L’orchestre d’Ile-de-France s’est spécialisé sur un public du dimanche — venu même depuis la Normandie en bus, ai-je découvert en cherchant désespérément la navette qui n’existait pas, rendant le retour de la Philharmonie épique. En réalité, la phalange ne démérite pas, et l’ami berlinois les trouve même bien meilleurs que le national (que je ne pratique plus, en fait). Ce positionnement marketing leur donne une communication particulière, et notamment une étrange habitude de nommage des programmes. En l’occurrence : amicalement vôtre. Certes. C’était en tout cas d’une excellente cohérence, en plus de belles prestations.

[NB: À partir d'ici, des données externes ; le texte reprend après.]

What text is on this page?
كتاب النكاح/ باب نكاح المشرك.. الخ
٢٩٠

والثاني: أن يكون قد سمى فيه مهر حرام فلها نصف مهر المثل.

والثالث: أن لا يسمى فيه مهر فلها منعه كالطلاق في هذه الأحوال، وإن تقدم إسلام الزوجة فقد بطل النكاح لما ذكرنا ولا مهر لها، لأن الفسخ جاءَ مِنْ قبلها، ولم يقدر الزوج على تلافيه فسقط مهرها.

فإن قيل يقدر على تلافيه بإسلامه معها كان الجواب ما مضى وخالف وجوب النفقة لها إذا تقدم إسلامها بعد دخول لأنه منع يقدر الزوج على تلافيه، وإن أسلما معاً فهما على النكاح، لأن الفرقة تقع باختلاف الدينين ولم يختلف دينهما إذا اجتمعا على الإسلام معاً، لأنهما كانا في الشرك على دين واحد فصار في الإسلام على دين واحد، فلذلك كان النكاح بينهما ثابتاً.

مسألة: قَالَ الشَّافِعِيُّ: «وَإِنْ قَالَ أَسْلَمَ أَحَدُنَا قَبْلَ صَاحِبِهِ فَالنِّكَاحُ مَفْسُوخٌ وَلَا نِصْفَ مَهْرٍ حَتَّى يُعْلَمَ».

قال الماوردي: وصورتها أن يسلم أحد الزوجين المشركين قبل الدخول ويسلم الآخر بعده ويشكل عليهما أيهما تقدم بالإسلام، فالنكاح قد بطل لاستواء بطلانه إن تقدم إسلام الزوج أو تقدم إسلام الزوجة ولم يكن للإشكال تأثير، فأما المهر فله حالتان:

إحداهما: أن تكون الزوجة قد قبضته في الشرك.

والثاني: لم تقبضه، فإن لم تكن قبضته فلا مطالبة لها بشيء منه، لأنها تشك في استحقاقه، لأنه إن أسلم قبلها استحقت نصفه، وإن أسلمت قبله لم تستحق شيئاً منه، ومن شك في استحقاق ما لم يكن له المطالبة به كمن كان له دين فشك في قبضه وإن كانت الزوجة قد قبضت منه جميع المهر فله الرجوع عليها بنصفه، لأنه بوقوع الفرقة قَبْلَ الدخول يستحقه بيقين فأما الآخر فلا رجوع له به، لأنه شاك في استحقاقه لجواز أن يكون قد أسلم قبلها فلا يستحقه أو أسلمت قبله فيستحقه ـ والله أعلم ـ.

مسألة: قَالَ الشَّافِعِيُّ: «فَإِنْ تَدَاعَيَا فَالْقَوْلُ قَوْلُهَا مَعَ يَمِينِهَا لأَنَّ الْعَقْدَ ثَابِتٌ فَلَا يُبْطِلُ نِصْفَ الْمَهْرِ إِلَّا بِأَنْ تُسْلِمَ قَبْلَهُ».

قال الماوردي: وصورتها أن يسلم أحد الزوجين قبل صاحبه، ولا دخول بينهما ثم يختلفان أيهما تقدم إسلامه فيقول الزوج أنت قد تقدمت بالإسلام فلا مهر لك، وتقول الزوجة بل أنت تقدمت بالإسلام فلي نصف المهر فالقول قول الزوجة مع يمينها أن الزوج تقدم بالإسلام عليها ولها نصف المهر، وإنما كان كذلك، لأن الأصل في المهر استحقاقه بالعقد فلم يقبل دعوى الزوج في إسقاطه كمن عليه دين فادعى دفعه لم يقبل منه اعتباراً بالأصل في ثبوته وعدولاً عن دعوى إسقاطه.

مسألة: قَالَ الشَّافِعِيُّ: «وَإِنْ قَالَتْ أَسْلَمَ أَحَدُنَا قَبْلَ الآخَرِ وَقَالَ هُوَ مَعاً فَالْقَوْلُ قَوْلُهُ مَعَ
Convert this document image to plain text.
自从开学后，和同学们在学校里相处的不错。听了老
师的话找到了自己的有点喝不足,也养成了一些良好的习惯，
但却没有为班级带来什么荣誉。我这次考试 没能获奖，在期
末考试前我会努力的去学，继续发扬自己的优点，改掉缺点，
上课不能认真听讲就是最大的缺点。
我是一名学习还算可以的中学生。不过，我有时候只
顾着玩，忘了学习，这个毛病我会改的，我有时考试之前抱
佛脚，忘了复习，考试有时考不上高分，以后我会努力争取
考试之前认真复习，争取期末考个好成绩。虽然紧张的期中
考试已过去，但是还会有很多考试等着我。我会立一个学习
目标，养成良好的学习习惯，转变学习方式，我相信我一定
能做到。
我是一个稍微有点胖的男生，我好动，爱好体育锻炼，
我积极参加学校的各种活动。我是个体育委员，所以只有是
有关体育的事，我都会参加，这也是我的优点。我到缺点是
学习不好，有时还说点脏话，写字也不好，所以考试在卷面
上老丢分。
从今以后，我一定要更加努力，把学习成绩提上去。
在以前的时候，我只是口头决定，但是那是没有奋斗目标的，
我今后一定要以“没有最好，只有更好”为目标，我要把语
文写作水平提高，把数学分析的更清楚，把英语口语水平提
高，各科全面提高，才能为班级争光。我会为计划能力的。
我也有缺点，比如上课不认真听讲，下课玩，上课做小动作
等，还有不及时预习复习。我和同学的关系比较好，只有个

Benjamin Britten, Four Sea Interludes ; j’adore cette oeuvre. Wolfgang Amadeus Mozart, Concerto pour clarinette, avec Paul Meyer (top !). On sent qu’on est dans la thématique mélancolique-suave. Avant l’entracte, Meyer relance d’un Send in the clowns, de S. Sounheim (merci le CM Twitter). Après l’entracte, nos places tout devant (peut-être cinquième rang, couloir cour) fut pris, et nous dûmes nous éloigner plus au fond du parterre. Ah oui, c’était un concert avec la souris ! Avec un programme pareil… Et un Arvo Pärt : le magnifique Cantus in Memory of Benjamin Britten. Que c’est beau ! Qu’on était trop loin déjà pour que ça résonne comme ça aurait dû…

Pour finir, Edward Elgar, Variations Enigma. Le jeune Joshua Weilerstein à la direction (prometteur !) fait une pré-annonce au micro, parce qu’il trouve le programme papier trop chiche : il explique donc quelques unes de ses variations préférées (la femme d’Elgar qui sifflote, un pianiste qui joue mal, son chien…), avec un accent et un sens du second degré qu’on devine tous britanniques qui emballe la salle très bien remplie. Vraiment, une interprétation au poil.

Et puis encore un départ à la retraite (le hautbois solo Jean-Michel Penot, qui a 42 annuités d’après le discours de sa voisine flûtiste). En cadeau, en plus des embrassades lorsque le chef fait saluer chaque pupitre, l’orchestre lui joue le thème du film « Mission » (de Morricone), ce qui reste bien jusqu’au bout dans la même thématique sonore.

Ne pas sous-estimer les concerts du dimanche aprem.